A Folha de S.Paulo não é, infelizmente, a única a tropeçar, intencionalmente ou não, no uso das estatísticas. No ano passado, importante pesquisa da Agência de Notícias dos Direitos da Infância ["Balas perdidas: um olhar sobre o comportamento da imprensa brasileira quando a criança e o adolescente estão na pauta da violência", Brasília: ANDI, AMENCAR e DCA-MJ, s/d.] mostrou que a mídia passa uma imagem extremamente violenta do jovem infrator, induzindo a compreensão de que se trata em geral de um jovem que comete crimes contra a vida e contra as pessoas. Não obstante, os dados estatísticos da realidade (e não da realidade vista através da mídia) salientam que os crimes cometidos por adolescentes não alcançam 10% do total de delitos; e que a maioria deles é composta por furtos, sem, portanto, haver agressão à pessoa [leia comentário do ombusman Folha sobre a pesquisa da ANDI, remissão abaixo].

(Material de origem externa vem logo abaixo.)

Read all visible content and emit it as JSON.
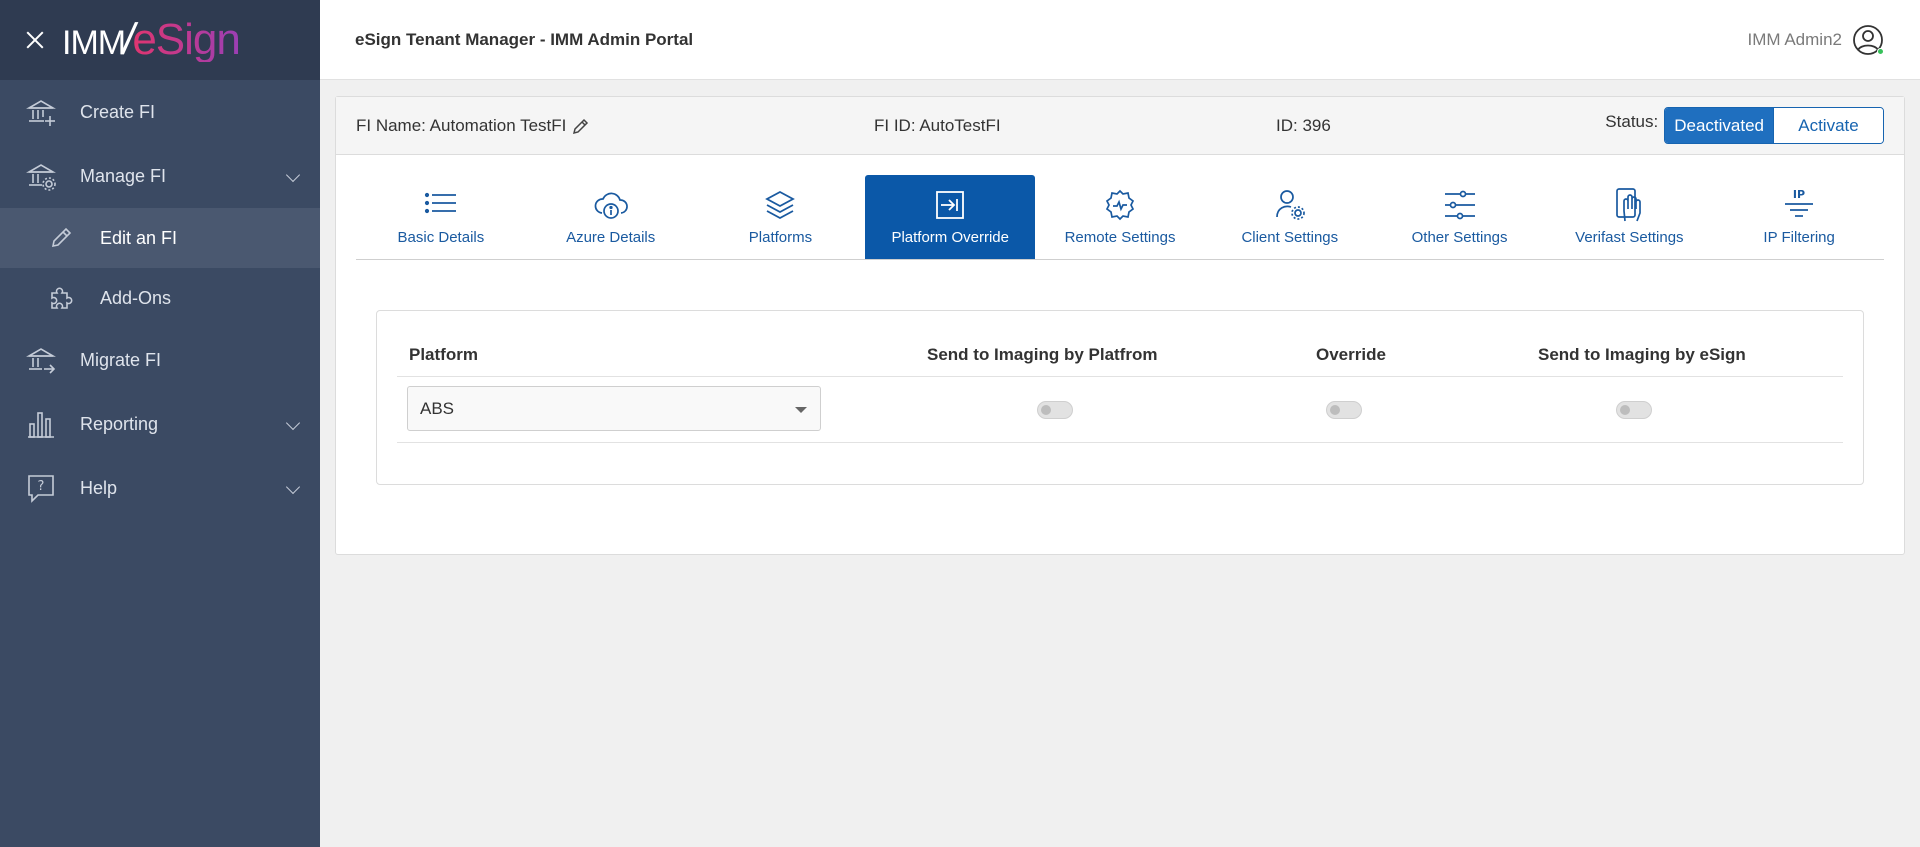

Que tipo de agenda o enquadramento da mídia coloca? Uma agenda que pode levar a uma redução da maioridade penal? Esta agenda resistiria a uma análise mais atenta dos dados?

Estas são algumas caricaturas acerca de como o uso dos números pode distorcer mais do que elucidar. Pode pautar uma agenda com conseqüências desastrosas para a sociedade. Pode embasar teses que não se sustentariam se os dados fossem tratados com maior responsabilidade.

Os números não falam por si, nós falamos por intermédio deles. Eles não mentem. Eles não erram. Mas, e nós?